「洋菓子店 コアンドル』(2011)

・ふん、またこんな映画。と思っていたが、絵が思ったよりいいな。態とらしい光、態とらしい作りなんだが、手だけは込んでる。つまりテキトーなことをしていない。監督や美術の目が隅まで届いている。ライティングはいかにもという感じで態とらしいんだが、それでも何も考えていないような絵よりはよっぽどいい。考えて絵を作ってるというのが分かるからそれだけでちょっと褒めたくなる。
テキトーなことをしていないというのは映画の基本中の基本なんだよなと改めて思う。テキトーなやっつけデタラメな邦画、撮影、映像、画面というのがもううんざりするほど溢れてるから。最初の5分を観ただけで「こりゃだめだな、考えてない。いい加減につくってる」と分かる映画が多すぎるから。

蒼井優は1985生まれということだから、撮影当時は25歳位か?なんか若いような老けてるような???

グルメブームの中、「かもめ食堂」で料理映画が思った以上にヒットすると分かったら、その後はTVも映画も高級料理じゃなくて手に届く範囲のお料理を題材にした”プチグルメ”作品を連発。「南極料理人」「ホノカアボーイ」「食堂かたつむり」・・・・と、料理研究家なんかをアドバイザーにしてお料理レシピみたいな

記憶にあるだけでも「かもめ食堂」と「めがね」は良かったが、その後は・・・

で、またしても人気女優を使って都会のOLの癒し願望狙いの映画かい!と思っていたのだが、これはまんざらでもなく良かった。脚本、ストーリーは可もなく不可もなく。アホPや監督、脚本家があざとく混ぜ込んだウケないウケ狙いのどうしょうもない演出やバカらしい挿話も本筋ではあまり目立たないし。(交通事故の話は邪魔、余計、この映画最大のマイナス点だが)まあなにより映画としての質が良い。カメラ、照明、演出、演技がしっかり”映画”しているからいいんだな、コレは。蒼井優の演技で引っ張っている部分も大きいといえるが、流行りモノを撮って安直に安牌なヒットを狙って映画を作っているんじゃないんだというのが画面から感じるんだな。上っ面だけ、どっかで見たような絵を貼りあわせてテキトーに映画を予算内で時間内で仕上げて作ってるんじゃなくて、この監督やスタッフが”いい作品を作りたい”って熱意、情熱を持って、傾けて、頑張って作っている感じがこの映画にあるんだな。つまり作品に心がこもっている。監督からカメラ、スタッフたち多くの魂がしっかり入っている。そんな感じがするからこの作品はとてもイイ感じなのだ。
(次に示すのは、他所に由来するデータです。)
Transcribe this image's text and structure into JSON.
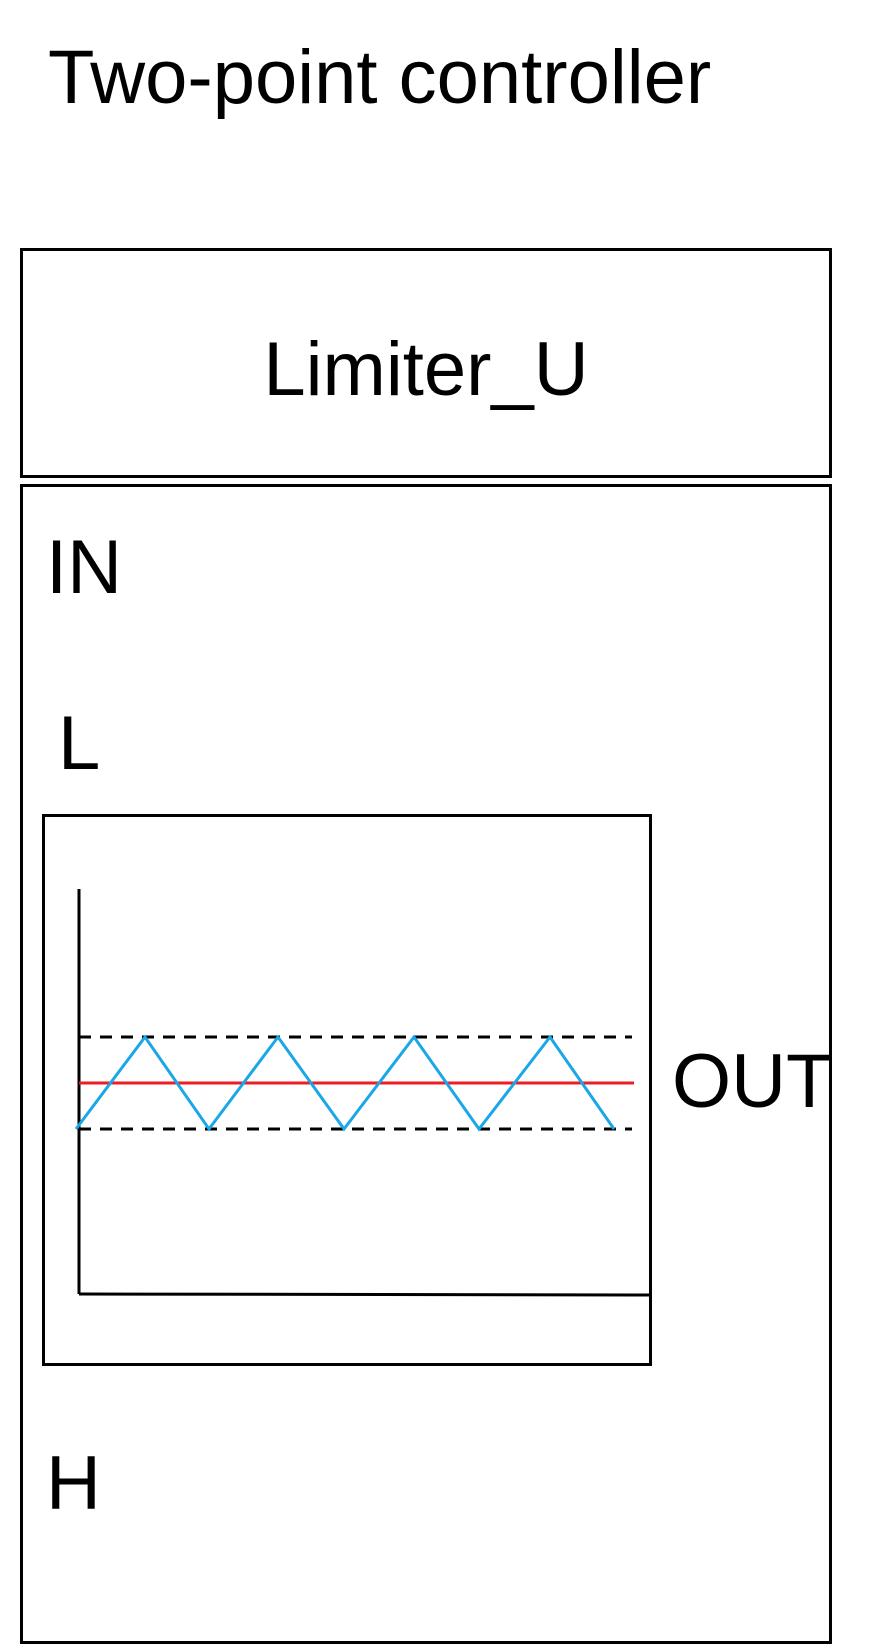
{
  "diagram": {
    "title": "Two-point controller",
    "block": {
      "name": "Limiter_U",
      "ports": {
        "in": "IN",
        "low": "L",
        "high": "H",
        "out": "OUT"
      }
    },
    "plot": {
      "setpoint_color": "#ee1c24",
      "signal_color": "#1aa7e8",
      "band_line_color": "#000000",
      "axis_color": "#000000",
      "band_style": "dashed",
      "signal_shape": "triangle-wave",
      "signal_peaks": 4
    }
  }
}
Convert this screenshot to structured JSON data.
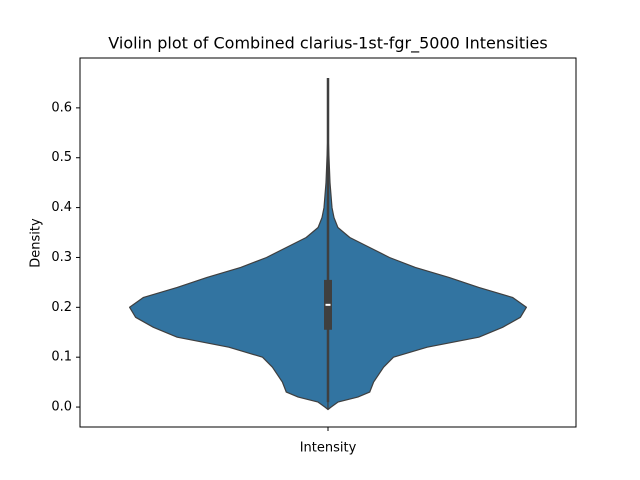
{
  "chart_data": {
    "type": "violin",
    "title": "Violin plot of Combined clarius-1st-fgr_5000 Intensities",
    "ylabel": "Density",
    "categories": [
      "Intensity"
    ],
    "color": "#3274a1",
    "edge_color": "#3f3f3f",
    "ylim": [
      -0.04,
      0.7
    ],
    "yticks": [
      {
        "value": 0,
        "label": "0.0"
      },
      0.1,
      0.2,
      0.3,
      0.4,
      0.5,
      0.6
    ],
    "violin": {
      "y": [
        -0.005,
        0.0,
        0.01,
        0.02,
        0.03,
        0.05,
        0.08,
        0.1,
        0.12,
        0.14,
        0.16,
        0.18,
        0.2,
        0.22,
        0.24,
        0.26,
        0.28,
        0.3,
        0.32,
        0.34,
        0.36,
        0.38,
        0.4,
        0.45,
        0.5,
        0.55
      ],
      "density": [
        0,
        0.015,
        0.05,
        0.15,
        0.21,
        0.23,
        0.28,
        0.33,
        0.5,
        0.76,
        0.88,
        0.97,
        1.0,
        0.93,
        0.76,
        0.61,
        0.44,
        0.31,
        0.21,
        0.11,
        0.05,
        0.03,
        0.02,
        0.01,
        0.005,
        0
      ]
    },
    "box": {
      "whisker_low": 0.01,
      "q1": 0.155,
      "median": 0.205,
      "q3": 0.255,
      "whisker_high": 0.66
    }
  }
}
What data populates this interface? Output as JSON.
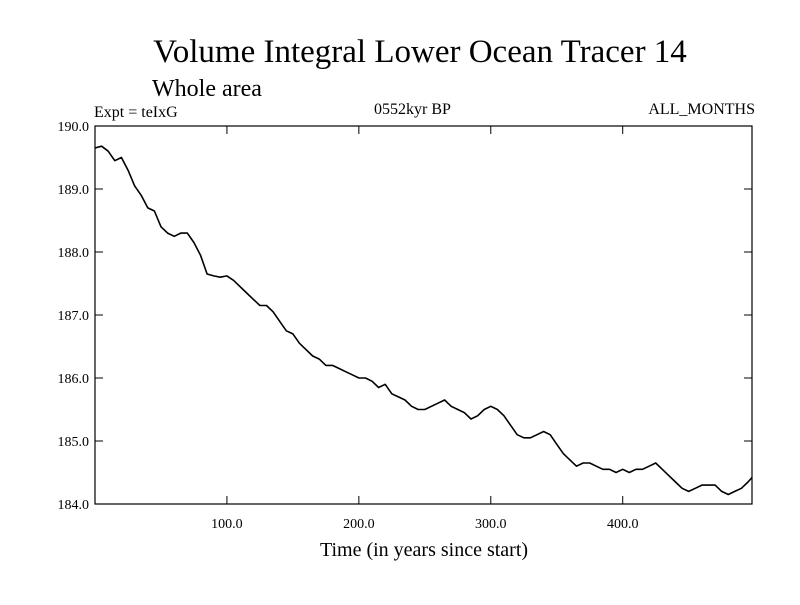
{
  "chart_data": {
    "type": "line",
    "title": "Volume Integral Lower Ocean Tracer 14",
    "subtitle": "Whole area",
    "expt_label": "Expt = teIxG",
    "period_label": "0552kyr BP",
    "months_label": "ALL_MONTHS",
    "xlabel": "Time (in years since start)",
    "ylabel": "",
    "xlim": [
      0,
      498
    ],
    "ylim": [
      184.0,
      190.0
    ],
    "x_ticks": [
      100,
      200,
      300,
      400
    ],
    "x_tick_labels": [
      "100.0",
      "200.0",
      "300.0",
      "400.0"
    ],
    "y_ticks": [
      184,
      185,
      186,
      187,
      188,
      189,
      190
    ],
    "y_tick_labels": [
      "184.0",
      "185.0",
      "186.0",
      "187.0",
      "188.0",
      "189.0",
      "190.0"
    ],
    "grid": false,
    "line_color": "#000000",
    "series": [
      {
        "x": [
          0,
          5,
          10,
          15,
          20,
          25,
          30,
          35,
          40,
          45,
          50,
          55,
          60,
          65,
          70,
          75,
          80,
          85,
          90,
          95,
          100,
          105,
          110,
          115,
          120,
          125,
          130,
          135,
          140,
          145,
          150,
          155,
          160,
          165,
          170,
          175,
          180,
          185,
          190,
          195,
          200,
          205,
          210,
          215,
          220,
          225,
          230,
          235,
          240,
          245,
          250,
          255,
          260,
          265,
          270,
          275,
          280,
          285,
          290,
          295,
          300,
          305,
          310,
          315,
          320,
          325,
          330,
          335,
          340,
          345,
          350,
          355,
          360,
          365,
          370,
          375,
          380,
          385,
          390,
          395,
          400,
          405,
          410,
          415,
          420,
          425,
          430,
          435,
          440,
          445,
          450,
          455,
          460,
          465,
          470,
          475,
          480,
          485,
          490,
          495,
          498
        ],
        "y": [
          189.65,
          189.68,
          189.6,
          189.45,
          189.5,
          189.3,
          189.05,
          188.9,
          188.7,
          188.65,
          188.4,
          188.3,
          188.25,
          188.3,
          188.3,
          188.15,
          187.95,
          187.65,
          187.62,
          187.6,
          187.62,
          187.55,
          187.45,
          187.35,
          187.25,
          187.15,
          187.15,
          187.05,
          186.9,
          186.75,
          186.7,
          186.55,
          186.45,
          186.35,
          186.3,
          186.2,
          186.2,
          186.15,
          186.1,
          186.05,
          186.0,
          186.0,
          185.95,
          185.85,
          185.9,
          185.75,
          185.7,
          185.65,
          185.55,
          185.5,
          185.5,
          185.55,
          185.6,
          185.65,
          185.55,
          185.5,
          185.45,
          185.35,
          185.4,
          185.5,
          185.55,
          185.5,
          185.4,
          185.25,
          185.1,
          185.05,
          185.05,
          185.1,
          185.15,
          185.1,
          184.95,
          184.8,
          184.7,
          184.6,
          184.65,
          184.65,
          184.6,
          184.55,
          184.55,
          184.5,
          184.55,
          184.5,
          184.55,
          184.55,
          184.6,
          184.65,
          184.55,
          184.45,
          184.35,
          184.25,
          184.2,
          184.25,
          184.3,
          184.3,
          184.3,
          184.2,
          184.15,
          184.2,
          184.25,
          184.35,
          184.42
        ]
      }
    ]
  }
}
そこんところが「ホノカアボーイ」「食堂かたつむり」なんかとは大きく違うのだな。

蒼井優の使い方も江口のり子の使い方も実に巧い。二人の役者の個性のいいとこをちゃんと引っ張りだしてる。この役者にはこういう演技させるといいんだってところをきちんと見定めて演出してる。いいじゃん。